There were a number of solutions proposed, of which these were the frontrunners:

  1. JSON object (described above): verbose and heavyweight, but easy to construct and consume, because if you're using the API, you know how to use JSON!
  2. Bitmask: similar to how we internally store format data on the back-end. Would basically look like a long numeric value like "3475892745870102". Each set of bits in the number would correspond to a format style (e.g. first bit might be 0 for normal and 1 for bold, bits 5 through 12 might represent the different foreground colors etc.). Compact, but somewhat painful to parse and assemble as it would require bitwise arithmetic to read and construct the value.
  3. Numeric index list: a list of numeric indexes into predefined lookup tables, with some optimizations to further reduce size (i.e. omitting an index value if it is unchanged from the default value). The format example from earlier in this post would look like this: "3,8,1,1,,,,,27,21,,,,,,", where the first index represents a value in the predefined font family lookup table, the second is a font size lookup table value, third is bold, fourth is italic, etc. Also compact; not as convenient to work with as a plain ol' JSON object, but less painful than a bitmask.

So the question to answer came down to the bandwidth savings between the proposed solutions. If size were no concern, we'd choose #1 because of its ease of use and consistency with the rest of the API. Similarly, #2 appeared to be the most difficult to work with, but we'd go with it if its size savings were significant enough over the other two. Our mobile devs could deal with it, and we'd hopefully hide the ugliness from external developers with our upcoming SDKs. #3 seemed to be a happy medium: compact, yet still somewhat human-readable.

(As an aside, you may be wondering why simply using gzip compression wouldn't solve our problem. The answer is that we were already using gzip, but the mobile clients still have to either keep all those bulky JSON objects in memory and/or parse all of them, neither of which is cheap. Also, as you'll see below, the benchmarks still showed significant savings for the compact formats over gzipped JSON.)

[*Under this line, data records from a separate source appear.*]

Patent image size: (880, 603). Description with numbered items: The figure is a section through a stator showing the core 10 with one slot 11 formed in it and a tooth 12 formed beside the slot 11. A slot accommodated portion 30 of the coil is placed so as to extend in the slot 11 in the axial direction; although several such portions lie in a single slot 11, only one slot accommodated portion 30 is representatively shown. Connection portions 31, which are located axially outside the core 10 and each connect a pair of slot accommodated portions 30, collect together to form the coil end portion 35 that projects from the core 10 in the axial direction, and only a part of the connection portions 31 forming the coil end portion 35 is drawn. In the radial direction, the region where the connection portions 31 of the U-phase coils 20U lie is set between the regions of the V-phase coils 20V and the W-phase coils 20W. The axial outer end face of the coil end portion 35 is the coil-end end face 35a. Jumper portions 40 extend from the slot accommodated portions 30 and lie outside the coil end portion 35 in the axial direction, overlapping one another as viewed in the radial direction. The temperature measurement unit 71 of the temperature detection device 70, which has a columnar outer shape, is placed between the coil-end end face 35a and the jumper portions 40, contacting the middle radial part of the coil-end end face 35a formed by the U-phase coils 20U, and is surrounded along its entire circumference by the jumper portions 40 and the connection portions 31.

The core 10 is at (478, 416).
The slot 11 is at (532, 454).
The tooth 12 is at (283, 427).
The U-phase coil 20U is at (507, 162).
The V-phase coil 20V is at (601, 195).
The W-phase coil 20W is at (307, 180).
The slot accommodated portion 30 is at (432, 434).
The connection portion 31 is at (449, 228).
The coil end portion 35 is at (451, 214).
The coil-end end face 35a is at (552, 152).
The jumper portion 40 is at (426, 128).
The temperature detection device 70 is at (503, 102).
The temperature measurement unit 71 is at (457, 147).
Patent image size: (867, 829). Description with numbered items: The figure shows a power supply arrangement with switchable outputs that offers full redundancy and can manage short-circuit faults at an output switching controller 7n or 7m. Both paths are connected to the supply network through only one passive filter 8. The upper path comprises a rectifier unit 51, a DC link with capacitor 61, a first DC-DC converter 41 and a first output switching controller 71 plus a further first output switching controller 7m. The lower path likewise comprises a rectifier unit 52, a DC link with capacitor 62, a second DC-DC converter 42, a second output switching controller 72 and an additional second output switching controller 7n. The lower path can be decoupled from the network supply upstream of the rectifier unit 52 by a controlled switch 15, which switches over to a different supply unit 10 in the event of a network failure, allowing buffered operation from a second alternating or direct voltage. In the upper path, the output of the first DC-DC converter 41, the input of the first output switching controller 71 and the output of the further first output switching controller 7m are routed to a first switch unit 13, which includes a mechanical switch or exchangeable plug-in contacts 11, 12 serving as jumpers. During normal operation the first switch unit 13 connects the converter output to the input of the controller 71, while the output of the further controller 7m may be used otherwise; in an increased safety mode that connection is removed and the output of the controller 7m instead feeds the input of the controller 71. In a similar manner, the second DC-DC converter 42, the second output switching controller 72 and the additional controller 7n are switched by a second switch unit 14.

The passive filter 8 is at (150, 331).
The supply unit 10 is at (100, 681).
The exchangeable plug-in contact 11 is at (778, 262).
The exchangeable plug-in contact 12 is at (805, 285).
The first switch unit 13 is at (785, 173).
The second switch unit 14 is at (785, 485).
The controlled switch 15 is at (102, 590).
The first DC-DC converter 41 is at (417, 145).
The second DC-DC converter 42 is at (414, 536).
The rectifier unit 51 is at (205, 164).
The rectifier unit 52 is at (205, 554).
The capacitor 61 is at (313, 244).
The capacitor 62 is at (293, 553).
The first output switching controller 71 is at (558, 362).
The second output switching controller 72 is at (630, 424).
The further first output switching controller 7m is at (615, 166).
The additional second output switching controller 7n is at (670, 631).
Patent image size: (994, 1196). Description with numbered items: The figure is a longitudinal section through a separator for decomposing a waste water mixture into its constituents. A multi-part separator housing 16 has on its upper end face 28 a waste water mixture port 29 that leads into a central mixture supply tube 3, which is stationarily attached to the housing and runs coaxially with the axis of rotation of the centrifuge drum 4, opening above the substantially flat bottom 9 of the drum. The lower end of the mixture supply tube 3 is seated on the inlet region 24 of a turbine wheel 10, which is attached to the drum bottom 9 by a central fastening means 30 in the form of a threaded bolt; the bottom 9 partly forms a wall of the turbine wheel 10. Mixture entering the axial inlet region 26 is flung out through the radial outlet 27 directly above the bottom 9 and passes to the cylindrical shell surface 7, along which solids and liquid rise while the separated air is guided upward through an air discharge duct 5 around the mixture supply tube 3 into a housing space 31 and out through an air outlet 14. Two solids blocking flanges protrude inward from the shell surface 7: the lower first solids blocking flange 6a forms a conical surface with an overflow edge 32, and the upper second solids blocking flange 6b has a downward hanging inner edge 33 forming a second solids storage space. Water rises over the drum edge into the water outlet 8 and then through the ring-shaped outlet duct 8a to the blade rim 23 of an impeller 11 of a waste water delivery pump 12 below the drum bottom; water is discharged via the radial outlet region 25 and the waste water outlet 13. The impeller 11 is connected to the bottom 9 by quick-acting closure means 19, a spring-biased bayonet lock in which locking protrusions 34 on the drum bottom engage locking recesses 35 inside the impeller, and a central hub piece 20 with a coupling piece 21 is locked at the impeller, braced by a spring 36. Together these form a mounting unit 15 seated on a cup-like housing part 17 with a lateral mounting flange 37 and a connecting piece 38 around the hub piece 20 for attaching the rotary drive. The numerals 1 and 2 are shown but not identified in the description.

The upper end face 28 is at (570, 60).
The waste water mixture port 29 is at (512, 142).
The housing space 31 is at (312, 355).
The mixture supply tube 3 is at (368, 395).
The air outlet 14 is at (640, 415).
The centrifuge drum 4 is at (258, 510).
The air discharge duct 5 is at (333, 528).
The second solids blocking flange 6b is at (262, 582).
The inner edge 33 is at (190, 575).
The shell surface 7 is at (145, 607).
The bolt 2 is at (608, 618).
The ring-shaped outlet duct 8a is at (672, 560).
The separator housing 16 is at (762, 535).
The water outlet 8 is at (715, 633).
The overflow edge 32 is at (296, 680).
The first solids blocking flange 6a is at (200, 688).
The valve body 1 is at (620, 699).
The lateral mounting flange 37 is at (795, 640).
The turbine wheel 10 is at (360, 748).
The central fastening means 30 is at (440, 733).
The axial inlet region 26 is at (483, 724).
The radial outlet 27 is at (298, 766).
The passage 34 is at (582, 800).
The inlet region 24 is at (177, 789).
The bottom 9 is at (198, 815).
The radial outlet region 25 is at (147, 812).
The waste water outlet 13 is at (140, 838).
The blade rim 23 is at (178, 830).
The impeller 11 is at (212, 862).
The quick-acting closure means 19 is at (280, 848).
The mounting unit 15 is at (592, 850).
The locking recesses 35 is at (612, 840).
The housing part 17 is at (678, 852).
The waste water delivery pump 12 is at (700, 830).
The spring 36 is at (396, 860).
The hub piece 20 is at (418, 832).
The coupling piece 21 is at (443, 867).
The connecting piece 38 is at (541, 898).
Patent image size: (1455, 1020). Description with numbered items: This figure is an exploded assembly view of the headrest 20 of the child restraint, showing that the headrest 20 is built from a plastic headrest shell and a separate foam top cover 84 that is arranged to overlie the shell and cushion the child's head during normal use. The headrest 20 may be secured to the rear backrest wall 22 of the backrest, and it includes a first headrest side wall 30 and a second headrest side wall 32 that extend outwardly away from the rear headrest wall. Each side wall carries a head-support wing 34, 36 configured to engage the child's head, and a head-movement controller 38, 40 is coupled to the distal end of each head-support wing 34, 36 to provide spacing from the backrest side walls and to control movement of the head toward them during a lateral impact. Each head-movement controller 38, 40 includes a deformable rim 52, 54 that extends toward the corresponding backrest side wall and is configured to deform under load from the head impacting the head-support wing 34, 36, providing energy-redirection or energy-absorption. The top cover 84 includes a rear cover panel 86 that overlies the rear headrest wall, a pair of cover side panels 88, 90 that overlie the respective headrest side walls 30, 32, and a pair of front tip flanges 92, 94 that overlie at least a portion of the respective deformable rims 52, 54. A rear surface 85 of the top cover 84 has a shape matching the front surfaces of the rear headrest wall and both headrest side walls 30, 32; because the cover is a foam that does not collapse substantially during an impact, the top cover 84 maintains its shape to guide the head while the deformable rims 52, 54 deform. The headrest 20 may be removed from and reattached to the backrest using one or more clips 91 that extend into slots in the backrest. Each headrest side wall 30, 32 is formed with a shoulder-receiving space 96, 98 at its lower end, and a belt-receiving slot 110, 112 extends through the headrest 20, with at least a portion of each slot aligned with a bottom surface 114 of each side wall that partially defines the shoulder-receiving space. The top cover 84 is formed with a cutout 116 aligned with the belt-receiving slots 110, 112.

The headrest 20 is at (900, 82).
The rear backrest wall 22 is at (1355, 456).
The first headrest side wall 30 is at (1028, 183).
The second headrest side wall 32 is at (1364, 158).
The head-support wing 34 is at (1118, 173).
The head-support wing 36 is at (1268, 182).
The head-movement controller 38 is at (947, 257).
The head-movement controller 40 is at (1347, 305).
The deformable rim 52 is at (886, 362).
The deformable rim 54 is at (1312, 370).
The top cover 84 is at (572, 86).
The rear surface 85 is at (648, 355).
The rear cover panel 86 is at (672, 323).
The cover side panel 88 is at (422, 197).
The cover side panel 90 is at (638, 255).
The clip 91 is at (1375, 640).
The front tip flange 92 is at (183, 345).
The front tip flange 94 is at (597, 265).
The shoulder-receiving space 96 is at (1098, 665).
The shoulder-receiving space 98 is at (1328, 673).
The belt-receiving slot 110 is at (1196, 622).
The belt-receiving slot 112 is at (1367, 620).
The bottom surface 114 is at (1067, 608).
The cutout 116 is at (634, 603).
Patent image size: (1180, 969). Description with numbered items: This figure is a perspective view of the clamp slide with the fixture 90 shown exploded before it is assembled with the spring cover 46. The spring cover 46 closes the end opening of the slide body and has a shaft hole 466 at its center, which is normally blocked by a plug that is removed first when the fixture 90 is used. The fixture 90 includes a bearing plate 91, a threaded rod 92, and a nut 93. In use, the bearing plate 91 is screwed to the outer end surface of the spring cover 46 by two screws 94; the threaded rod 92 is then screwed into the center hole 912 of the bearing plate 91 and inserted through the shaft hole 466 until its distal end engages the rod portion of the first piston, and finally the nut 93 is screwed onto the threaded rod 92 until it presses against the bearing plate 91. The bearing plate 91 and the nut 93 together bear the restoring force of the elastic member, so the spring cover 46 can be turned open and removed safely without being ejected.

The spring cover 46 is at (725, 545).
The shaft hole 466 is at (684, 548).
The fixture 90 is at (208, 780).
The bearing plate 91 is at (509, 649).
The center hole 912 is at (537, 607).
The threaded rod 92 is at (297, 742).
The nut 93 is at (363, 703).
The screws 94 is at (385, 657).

The Contestants Duke It Out

I coded up quick and dirty versions of the options and started collecting my benchmark data using some test sheets with differing amounts of data and formatting that I put together. Here were the results of getting a sheet using a heavily formatted large sheet (25 columns, 2000 rows, every cell formatted, 100 different unique styles):

Format Data Raw Size (in MB) Gzipped Size (in MB)
No formatting included 8.5 1.7
JSON 24.5 2.7
Bitmask 10.2 2.1
Index list 10.7 2.1

As expected, the JSON approach bloated the payload size by a significant amount, nearly tripling the raw size of the unformatted sheet's JSON. But the most interesting thing to note was that the bitmask and index list options resulted in pretty similar payload sizes. This might seem counterintuitive to a developer; a single number being roughly the same size as an array of numbers? But it makes perfect sense when you remember that we're not transferring raw data structures over the wire, we're transferring string representations of those data structures (i.e. JSON). As a string, the number "123456" is the same size as the comma-separated list of smaller numbers "12,3,4".

In my opinion, this was the clincher. I may be hurting my developer cred by admitting this, but I hate doing bitwise math. I dislike working with numbers that I can't read without the help of a binary calculator. Left and right shifting bits and applying XOR's hurt my poor base-10-centric head. I think I'm not alone. I think all things being equal, given the choice between a list of integers that are indexes into lookup tables, or a bitmask with pages of documentation describing what bits 1 through 4 and 5 through 14 represent, etc., most developers (the non-masochists) would choose the former.

I ran numbers on a few more sheets of differing size and formatting, and they provided similar results: bitmask was the most compact, followed closely by index list. I reported the results to the group.

Tribal Council: A Survivor Is Named

It took a long email thread and some further debates about other details of the implementation, but we eventually did settle on the index list option. It provided the best tradeoff between size and ease of use. As a developer convenience, we decided to provide all of the format lookup tables through a new API operation (GET /serverinfo), (a) to save developers the trouble of having to hand code them from documentation, and (b) to ensure that developers always have the most up-to-date tables (not that we intend to be changing them often).

After all that, I finally got down to writing the darned code! It proved smoother sailing than the design phase, and the fruits of my labor went out the door with the recent Smartsheet release. You can find more on formatting and the new server information resource in the API Documentation. I hope you find it useful!

- Kevin